Pela forma como Néret descreve o
trabalho de Klimt e faz o seu enquadramento histórico, social e
estético, pode-se facilmente deduzir que Gustav Klimt era um homem muito pouco convencional. Mais mais do que isso: dificilmente enquadrável
em estereótipos, de pensamento crítico acutilante, um verdadeiro iconoclasta e um homem muito à frente do seu tempo.
O autor desta mini-biografia
dá-nos algumas pistas que permitem ao leitor entrever algumas das
razões pelas quais se torna tão fascinante o estudo da sua obra, permitindo-se ao mesmo tempo lançar um pouco de luz sobre a
personalidade do artista o qual, ao contrário do que afirmava, é
alguém muito mais interessante do que aquilo que o próprio deixava
transparecer.
Fica aqui a sugestão de leitura e o desafio à
investigação com vista à escrita de uma obra biográfica ou mesmo
ficcional. A quem tiver fôlego para tal empreitada.
Cláudia de Sousa Dias
12.09.2025
1“Anyone
who wants to find out about me – as an artist, which is all that
is of interest – should look attentively at my picturtes.”
6 Comments:
Muito interessante, este ensaio, carregado de boa informação, parabéns, e obrigada pelas amáveis referências!
Obrigada eu, Professora Yvette Centeno, pelo material que me disponibilizou e, sobretudo, pela visita!
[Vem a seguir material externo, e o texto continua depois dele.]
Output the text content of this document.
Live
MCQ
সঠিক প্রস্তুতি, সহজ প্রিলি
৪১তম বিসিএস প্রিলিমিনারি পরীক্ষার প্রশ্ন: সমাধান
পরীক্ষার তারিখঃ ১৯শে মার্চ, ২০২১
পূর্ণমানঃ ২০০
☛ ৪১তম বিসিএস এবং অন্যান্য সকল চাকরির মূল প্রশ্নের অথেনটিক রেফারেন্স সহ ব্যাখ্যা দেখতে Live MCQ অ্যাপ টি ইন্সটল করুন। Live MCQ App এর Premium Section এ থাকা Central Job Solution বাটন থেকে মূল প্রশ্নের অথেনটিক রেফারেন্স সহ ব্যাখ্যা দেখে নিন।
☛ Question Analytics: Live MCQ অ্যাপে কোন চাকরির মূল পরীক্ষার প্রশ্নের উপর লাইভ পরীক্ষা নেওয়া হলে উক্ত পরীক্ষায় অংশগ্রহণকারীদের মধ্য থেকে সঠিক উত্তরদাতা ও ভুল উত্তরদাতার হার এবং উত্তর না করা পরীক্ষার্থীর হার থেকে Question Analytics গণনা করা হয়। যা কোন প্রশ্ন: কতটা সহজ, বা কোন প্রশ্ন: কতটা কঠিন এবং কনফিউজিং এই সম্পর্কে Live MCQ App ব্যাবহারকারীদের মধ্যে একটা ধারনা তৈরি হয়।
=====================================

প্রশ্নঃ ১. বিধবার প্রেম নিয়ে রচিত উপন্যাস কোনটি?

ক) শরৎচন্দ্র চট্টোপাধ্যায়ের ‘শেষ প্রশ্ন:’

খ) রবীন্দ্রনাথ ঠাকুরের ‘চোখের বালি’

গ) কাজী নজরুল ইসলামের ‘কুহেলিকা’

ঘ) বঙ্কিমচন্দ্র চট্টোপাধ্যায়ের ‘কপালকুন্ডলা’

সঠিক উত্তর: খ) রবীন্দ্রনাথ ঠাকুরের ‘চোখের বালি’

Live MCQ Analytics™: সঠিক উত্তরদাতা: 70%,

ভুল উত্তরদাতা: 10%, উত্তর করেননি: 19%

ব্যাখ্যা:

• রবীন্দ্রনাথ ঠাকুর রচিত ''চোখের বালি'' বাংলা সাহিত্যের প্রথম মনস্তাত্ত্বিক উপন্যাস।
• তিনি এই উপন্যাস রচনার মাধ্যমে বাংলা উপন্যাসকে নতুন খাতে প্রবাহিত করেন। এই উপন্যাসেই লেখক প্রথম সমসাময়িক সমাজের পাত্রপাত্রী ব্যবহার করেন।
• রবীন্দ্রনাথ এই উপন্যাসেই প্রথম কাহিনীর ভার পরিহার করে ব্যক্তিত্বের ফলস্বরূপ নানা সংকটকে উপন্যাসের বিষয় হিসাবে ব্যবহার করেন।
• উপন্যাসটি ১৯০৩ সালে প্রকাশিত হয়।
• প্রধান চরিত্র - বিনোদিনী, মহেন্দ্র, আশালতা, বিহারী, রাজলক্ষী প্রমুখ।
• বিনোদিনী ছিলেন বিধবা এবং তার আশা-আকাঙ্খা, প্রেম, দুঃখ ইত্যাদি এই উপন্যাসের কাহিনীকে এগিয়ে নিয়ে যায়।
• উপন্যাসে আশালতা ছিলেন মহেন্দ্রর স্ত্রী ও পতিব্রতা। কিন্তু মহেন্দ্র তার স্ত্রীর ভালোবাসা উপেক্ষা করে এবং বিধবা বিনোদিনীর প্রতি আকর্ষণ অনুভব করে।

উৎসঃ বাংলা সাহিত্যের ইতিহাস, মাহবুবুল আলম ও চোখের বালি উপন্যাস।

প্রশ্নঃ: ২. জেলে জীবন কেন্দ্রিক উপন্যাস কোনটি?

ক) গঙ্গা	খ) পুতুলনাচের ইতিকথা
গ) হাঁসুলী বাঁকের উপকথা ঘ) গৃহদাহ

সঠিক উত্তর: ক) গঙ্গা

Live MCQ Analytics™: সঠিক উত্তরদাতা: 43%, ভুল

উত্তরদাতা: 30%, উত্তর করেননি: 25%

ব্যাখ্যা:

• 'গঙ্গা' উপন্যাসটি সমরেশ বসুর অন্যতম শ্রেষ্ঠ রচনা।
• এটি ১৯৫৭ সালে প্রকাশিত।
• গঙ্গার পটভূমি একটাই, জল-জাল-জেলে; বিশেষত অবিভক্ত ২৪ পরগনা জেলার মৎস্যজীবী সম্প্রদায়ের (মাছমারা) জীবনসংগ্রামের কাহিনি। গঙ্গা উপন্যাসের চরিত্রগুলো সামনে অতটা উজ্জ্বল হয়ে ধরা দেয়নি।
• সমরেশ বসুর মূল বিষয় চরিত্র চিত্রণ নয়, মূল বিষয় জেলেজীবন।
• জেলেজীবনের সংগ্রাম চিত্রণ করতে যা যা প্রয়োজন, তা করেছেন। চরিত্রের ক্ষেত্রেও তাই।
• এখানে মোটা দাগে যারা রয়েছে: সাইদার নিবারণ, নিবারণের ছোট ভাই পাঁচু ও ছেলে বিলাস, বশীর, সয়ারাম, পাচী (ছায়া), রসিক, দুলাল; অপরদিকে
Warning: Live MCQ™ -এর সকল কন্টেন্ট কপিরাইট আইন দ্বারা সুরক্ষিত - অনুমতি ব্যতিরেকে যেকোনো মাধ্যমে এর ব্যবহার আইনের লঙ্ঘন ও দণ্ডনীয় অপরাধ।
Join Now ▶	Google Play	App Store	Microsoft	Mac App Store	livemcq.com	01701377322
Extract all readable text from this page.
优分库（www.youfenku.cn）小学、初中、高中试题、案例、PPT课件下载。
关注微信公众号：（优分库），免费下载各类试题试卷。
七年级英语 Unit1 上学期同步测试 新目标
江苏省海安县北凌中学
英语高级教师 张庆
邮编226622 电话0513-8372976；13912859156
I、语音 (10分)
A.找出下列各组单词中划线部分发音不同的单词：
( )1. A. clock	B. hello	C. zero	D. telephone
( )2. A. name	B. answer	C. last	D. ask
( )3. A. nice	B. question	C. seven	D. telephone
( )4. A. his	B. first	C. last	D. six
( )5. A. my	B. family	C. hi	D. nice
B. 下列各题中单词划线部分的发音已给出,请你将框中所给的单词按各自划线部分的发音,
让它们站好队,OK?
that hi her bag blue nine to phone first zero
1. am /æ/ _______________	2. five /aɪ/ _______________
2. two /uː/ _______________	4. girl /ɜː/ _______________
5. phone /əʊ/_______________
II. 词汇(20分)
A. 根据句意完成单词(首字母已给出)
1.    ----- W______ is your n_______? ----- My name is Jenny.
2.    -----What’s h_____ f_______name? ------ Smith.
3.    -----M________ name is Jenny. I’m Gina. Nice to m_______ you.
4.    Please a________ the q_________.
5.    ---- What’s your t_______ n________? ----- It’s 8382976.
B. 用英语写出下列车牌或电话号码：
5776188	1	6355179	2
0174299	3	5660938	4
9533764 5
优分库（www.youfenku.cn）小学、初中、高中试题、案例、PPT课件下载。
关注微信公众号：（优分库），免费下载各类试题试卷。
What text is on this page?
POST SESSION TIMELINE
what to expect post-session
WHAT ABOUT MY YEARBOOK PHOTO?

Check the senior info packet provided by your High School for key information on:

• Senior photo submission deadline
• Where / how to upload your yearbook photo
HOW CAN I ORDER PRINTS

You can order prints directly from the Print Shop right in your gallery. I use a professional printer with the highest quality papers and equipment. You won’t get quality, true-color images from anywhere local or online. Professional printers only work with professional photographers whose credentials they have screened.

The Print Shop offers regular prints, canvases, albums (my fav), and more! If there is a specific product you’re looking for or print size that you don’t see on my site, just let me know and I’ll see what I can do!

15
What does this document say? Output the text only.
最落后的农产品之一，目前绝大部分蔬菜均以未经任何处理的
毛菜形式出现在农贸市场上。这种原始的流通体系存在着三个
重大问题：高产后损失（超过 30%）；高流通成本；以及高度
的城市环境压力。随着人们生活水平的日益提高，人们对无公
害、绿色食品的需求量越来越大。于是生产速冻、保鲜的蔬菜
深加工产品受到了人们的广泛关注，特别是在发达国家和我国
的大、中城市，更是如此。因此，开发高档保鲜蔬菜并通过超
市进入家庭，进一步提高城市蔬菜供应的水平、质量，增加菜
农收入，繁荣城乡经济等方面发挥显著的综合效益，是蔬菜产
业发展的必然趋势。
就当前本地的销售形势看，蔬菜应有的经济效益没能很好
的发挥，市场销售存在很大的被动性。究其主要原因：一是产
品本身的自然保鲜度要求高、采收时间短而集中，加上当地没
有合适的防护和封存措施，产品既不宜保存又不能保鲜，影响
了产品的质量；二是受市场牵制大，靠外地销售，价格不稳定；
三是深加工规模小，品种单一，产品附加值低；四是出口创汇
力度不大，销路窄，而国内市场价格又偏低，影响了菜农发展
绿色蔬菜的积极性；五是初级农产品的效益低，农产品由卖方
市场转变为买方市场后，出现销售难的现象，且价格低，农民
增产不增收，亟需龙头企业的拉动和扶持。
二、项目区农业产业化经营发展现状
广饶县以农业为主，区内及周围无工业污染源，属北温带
Comentário de Paulo Rufino, no blogue "Um jeito manso":
«Anónimo Anónimo disse...
Claudia Sousa Dias,
Klimt disse um dia que “toda a arte é erótica”. Duvido (e discordo até), mas enfim, são opiniões, embora não me repugne (de todo) a ideia. Klimt produziu inúmeras cenas com mulheres nuas, ou em poses eróticas. Tem obras e variadíssimos desenhos desse tipo. Porquê este comentário? Bem, porque não consegui meter no seu Blogue, visto o acesso ser diferente do que aqui, no do UJM, se pode fazer. Sobre Klimpt haveria muito a dizer. Tenho grande respeito pelo artista em questão.
Cordialidade!»
P.Rufino
outubro 09, 2015
E se eu lhe dissesse que não me chamava Paulo, mas outro nome?
Excelente Blogue este seu! Vou passar a segui-lo com mais regularidade. Felicidades! E bom fim de semana.
P.Rufino
Obrigada, P. Rufino, pelo comentário em "Um jeito manso" e por passar aqui.
CSD
Agora sou eu que vou fazer copy paste daquilo que aqui escreveu, sobre Klimt. Gostei, bastante!